Para cometer un pecado Mortal son necesarias tres condiciones indispensables : 

1.- Materia grave.-

2.-Plena libertad en la realización de dicho acto.

3.-Pleno conocimiento de que es una ofensa grave a nuestro Señor que nos ha amado hasta el extremo al crearnos, al enseñarnos y al sacrificarse por nuestro bien, llegando a encarnarse como hombre y a dar su vida, con su pasión y muerte por cada uno de nosotros. 

Para los pecados pequeños basta el arrepentimiento y la oración sincera para su perdón.

Para los pecados medianos y graves es necesaria la Confesión Sacramental, o si ésta no es posible el acto de perfecta Contrición.

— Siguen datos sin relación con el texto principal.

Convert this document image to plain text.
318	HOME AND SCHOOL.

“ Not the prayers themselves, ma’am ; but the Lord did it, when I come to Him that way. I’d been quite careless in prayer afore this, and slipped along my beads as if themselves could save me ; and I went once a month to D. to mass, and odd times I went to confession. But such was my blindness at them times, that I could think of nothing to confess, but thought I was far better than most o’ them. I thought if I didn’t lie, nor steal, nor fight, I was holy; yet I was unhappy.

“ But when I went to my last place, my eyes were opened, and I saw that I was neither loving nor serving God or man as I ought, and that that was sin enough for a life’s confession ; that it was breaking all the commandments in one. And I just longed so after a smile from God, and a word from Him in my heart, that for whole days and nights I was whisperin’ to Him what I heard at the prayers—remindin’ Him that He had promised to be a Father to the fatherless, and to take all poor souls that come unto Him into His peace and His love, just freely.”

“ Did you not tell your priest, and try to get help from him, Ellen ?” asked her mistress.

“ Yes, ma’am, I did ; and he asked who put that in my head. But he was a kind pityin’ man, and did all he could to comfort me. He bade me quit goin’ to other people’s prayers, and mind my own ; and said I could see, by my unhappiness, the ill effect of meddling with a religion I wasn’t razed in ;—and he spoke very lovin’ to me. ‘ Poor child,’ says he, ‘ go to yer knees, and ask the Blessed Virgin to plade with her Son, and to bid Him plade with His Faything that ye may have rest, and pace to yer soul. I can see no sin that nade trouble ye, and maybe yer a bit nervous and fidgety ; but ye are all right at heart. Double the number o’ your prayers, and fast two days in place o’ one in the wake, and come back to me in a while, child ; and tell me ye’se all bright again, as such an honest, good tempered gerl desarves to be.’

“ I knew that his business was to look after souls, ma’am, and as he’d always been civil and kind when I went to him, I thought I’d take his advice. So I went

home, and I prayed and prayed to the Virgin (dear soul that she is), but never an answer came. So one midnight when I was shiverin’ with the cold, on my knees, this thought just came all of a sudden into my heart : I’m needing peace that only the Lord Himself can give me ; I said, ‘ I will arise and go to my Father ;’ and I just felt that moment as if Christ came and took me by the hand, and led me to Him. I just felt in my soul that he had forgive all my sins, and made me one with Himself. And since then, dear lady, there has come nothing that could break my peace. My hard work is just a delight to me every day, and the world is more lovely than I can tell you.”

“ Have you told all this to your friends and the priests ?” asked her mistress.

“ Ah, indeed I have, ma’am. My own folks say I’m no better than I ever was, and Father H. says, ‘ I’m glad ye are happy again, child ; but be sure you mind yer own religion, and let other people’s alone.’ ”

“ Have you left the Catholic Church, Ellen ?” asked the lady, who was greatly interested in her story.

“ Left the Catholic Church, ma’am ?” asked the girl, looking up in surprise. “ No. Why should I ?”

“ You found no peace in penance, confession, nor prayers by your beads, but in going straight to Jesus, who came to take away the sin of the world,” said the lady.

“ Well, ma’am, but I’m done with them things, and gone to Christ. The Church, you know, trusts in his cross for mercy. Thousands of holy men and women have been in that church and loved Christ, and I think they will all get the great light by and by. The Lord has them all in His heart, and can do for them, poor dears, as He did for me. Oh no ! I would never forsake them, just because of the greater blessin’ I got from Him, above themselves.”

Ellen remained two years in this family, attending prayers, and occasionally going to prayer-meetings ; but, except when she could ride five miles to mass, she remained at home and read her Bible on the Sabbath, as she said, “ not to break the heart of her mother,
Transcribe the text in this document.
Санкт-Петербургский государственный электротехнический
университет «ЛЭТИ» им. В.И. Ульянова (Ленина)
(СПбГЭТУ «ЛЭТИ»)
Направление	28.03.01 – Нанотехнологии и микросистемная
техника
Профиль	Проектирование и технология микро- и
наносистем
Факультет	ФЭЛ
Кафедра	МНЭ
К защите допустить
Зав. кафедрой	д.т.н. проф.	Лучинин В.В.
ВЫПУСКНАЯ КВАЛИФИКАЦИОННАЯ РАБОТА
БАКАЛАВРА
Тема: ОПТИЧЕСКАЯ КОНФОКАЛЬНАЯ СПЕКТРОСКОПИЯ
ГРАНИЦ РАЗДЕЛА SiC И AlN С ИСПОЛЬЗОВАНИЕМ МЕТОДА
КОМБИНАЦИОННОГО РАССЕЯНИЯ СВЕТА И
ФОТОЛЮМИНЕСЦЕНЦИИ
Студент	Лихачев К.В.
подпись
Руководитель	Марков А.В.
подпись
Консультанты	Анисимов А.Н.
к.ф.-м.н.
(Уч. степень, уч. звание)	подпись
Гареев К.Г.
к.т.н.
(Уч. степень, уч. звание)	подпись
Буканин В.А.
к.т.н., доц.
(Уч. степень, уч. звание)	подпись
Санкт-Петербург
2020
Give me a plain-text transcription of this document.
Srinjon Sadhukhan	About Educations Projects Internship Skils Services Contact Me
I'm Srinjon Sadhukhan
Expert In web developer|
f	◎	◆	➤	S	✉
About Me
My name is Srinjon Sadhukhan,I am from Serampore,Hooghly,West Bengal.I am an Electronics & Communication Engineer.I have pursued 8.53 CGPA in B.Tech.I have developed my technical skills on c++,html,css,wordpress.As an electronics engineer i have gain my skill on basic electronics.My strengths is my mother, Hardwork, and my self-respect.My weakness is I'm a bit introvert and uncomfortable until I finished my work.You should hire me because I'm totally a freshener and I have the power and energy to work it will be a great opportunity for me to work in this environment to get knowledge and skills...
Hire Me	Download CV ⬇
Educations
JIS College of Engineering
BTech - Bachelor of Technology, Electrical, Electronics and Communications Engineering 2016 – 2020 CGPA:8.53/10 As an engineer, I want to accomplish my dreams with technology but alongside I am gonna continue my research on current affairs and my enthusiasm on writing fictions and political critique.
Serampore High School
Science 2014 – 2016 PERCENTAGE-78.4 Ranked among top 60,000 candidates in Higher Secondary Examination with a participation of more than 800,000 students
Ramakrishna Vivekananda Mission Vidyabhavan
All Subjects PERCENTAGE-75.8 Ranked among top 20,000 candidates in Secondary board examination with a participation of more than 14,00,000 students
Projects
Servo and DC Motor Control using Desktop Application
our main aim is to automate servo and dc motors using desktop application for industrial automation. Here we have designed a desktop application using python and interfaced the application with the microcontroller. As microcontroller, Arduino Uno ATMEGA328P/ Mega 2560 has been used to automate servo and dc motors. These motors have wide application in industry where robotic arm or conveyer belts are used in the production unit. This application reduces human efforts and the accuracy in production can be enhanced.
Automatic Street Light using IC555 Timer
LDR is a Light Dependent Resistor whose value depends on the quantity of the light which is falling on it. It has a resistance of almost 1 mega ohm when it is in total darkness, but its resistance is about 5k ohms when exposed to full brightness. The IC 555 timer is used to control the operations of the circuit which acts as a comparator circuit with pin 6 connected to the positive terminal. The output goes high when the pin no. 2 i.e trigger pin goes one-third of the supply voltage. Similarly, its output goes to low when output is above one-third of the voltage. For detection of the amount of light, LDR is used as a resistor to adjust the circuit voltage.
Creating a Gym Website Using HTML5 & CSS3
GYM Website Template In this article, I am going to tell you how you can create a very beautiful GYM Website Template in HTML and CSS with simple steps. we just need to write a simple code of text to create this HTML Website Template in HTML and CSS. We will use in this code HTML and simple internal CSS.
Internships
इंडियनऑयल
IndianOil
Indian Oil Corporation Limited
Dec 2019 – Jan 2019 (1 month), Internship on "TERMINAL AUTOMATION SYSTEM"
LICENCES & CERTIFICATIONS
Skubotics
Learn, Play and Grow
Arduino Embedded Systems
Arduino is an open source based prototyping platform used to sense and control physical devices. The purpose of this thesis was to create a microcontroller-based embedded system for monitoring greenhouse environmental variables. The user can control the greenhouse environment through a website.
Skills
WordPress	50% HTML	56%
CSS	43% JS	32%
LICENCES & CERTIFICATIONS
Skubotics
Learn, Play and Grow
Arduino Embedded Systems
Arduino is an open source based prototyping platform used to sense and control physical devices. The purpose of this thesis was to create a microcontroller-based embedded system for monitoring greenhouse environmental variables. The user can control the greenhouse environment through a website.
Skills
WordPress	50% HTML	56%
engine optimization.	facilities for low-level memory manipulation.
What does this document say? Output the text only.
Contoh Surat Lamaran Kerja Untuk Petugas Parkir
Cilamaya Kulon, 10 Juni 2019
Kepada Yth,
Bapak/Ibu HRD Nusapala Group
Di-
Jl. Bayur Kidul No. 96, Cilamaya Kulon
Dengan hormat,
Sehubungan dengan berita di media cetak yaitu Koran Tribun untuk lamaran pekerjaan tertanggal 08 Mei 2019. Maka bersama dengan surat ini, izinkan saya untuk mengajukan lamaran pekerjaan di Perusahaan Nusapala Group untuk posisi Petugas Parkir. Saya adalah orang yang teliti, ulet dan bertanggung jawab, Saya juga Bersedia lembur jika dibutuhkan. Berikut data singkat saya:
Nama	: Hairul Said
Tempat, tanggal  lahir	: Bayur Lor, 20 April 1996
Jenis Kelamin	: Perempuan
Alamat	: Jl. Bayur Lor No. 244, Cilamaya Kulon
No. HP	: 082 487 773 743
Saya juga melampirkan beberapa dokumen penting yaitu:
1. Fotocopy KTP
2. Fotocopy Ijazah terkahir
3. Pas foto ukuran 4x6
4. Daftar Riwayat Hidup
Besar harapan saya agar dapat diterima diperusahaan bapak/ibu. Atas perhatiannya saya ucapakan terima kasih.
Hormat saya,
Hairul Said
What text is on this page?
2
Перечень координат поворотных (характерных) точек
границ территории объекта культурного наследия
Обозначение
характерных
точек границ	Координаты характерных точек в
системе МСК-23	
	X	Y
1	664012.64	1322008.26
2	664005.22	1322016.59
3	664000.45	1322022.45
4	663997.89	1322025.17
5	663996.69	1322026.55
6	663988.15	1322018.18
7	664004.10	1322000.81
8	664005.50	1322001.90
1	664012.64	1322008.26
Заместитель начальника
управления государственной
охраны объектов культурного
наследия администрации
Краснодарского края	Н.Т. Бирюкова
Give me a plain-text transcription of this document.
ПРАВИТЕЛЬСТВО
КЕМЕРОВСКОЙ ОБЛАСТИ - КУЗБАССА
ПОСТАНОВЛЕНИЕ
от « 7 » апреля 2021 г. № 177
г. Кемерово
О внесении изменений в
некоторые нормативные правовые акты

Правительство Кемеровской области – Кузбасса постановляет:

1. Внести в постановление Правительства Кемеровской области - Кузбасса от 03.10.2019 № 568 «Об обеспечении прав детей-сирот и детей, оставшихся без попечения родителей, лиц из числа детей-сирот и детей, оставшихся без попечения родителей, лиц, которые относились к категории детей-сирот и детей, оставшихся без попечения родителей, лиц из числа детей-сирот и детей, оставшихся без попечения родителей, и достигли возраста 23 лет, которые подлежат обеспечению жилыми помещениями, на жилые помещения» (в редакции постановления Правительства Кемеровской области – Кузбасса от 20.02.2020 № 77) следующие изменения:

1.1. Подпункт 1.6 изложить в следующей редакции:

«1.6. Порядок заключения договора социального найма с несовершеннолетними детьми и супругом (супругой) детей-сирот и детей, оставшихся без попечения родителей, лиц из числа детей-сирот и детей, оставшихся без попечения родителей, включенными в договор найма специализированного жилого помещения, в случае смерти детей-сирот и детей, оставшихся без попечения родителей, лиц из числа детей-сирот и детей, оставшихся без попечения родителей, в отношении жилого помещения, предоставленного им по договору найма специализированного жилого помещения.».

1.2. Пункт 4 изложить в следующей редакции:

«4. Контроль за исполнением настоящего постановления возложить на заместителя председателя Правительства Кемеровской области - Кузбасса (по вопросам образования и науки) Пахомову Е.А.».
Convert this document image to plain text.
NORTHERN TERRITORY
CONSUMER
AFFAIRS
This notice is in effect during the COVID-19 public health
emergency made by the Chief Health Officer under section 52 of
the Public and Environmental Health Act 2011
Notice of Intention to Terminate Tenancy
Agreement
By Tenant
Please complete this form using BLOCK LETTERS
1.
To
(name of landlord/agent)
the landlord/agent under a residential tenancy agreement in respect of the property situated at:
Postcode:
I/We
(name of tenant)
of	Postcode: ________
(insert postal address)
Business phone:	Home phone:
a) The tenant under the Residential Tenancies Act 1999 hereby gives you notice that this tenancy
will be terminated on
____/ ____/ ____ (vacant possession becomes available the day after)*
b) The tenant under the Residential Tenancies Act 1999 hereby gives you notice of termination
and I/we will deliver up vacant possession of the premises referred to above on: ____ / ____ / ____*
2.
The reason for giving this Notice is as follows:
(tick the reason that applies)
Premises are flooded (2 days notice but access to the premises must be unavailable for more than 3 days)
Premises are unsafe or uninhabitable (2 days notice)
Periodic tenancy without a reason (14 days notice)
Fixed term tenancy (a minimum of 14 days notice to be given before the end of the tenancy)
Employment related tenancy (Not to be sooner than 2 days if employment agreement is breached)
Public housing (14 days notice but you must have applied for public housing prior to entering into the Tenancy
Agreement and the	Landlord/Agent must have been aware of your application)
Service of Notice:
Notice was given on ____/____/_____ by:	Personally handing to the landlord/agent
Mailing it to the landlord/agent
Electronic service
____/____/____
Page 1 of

El pecado mediano, aunque no mortal requiere, pues, de prevención sacramental, pues la naturaleza de la falta es la de continuar creciendo, favoreciendo una conciencia laxa y pudiendo llegar a hacerse pecado mortal.


No te acuestes nunca sin analizar tu conciencia y procura dejarla bien tranquila por la oración sincera.al Señor.